Prima di decollare, gli israeliani distrussero i caccia ugandesi che si trovavano sulla pista, per impedire ogni tentativo di inseguire gli Hercules, i quali, dopo una sosta tecnica a Nairobi, proseguirono il volo verso l’aeroporto di Tel Aviv.
L’incursione durò solo una trentina di minuti. Sei dirottatori vennero uccisi. Dei 103 ostaggi, ne morirono tre, il primo ucciso per errore dagli israeliani, gli altri due colpiti dagli ugandesi durante lo scontro a fuoco prima dell’imbarco. Il colonnello Netanyahu fu l’unico morto israeliano, mentre un altro soldato rimase invalido per le ferite riportate. Il numero delle perdite ugandesi non è certo e varia secondo le fonti, da una dozzina fino a 45 circa. Si è sostenuto che gli israeliani durante l’operazione abbiano catturato alcuni terroristi, ma la notizia non h ricevuto conferme.
Una passeggera settantacinquenne, Dora Bloch, durante il dirottamento si era sentita male e, al momento dell’attacco, si trovava ricoverata all’ospedale di Kampala. Nei giorni successivi il suo letto fu trovato vuoto e nessuno seppe più nulla di lei, fino al 1979, quando, caduto il regime di Amin a seguito della guerra contro la Tanzania, vennero ritrovati i suoi resti. Nell’aprile del 1987, Henry Kyemba, all’epoca ministro della sanità ugandese, dichiarò alla Commissione dei Diritti Umani dell’Uganda che la Bloch era stata prelevata dal suo letto ed in seguito assassinata da due ufficiali dell’esercito che agirono per ordine di Amin.

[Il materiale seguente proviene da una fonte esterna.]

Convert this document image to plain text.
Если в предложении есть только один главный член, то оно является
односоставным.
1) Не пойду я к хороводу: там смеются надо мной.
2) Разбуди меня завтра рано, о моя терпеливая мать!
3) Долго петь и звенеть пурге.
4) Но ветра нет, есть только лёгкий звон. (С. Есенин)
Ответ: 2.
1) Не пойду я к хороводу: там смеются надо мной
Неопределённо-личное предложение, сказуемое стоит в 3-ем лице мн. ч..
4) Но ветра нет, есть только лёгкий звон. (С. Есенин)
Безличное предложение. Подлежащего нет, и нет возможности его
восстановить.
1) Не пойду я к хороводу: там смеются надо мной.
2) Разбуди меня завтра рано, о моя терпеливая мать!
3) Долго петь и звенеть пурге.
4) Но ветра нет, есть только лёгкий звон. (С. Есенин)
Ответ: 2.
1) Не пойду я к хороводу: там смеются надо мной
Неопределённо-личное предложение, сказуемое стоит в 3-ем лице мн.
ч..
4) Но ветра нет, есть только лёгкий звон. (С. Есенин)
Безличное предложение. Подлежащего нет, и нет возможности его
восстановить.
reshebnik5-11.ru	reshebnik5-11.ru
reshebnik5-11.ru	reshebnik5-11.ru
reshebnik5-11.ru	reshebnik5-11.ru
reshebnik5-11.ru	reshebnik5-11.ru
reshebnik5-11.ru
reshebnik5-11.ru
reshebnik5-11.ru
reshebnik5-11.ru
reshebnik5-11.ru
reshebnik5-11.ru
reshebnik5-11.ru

Prima di ordinare l’attacco, il governo israeliano effettuò diversi tentativi diplomatici per portare a casa gli ostaggi senza giungere ad una soluzione di forza. Molte fonti indicano che gli israeliani sarebbero stati disposti anche a rilasciare i prigionieri, nel caso l’opzione militare si fosse rivelata impraticabile. Un generale in pensione delle FID, Chaim Bar-Lev, che conosceva personalmente il dittatore ugandese, ebbe con lui diverse conversazioni telefoniche, senza raggiungere alcun risultato.
Ulteriori sviluppi
Il governo dell’Uganda chiese che fosse convocato il Consiglio di Sicurezza delle Nazioni Unite, per condannare il raid israeliano, in quanto violazione della sovranità ugandese. Il Consiglio di Sicurezza non approvò alcuna risoluzione.
Per essersi rifiutato di abbandonare i passeggeri rimasti in ostaggio, il capitano Bacos ricevette una nota di biasimo dai suoi superiori e fu sospeso dal servizio per un periodo.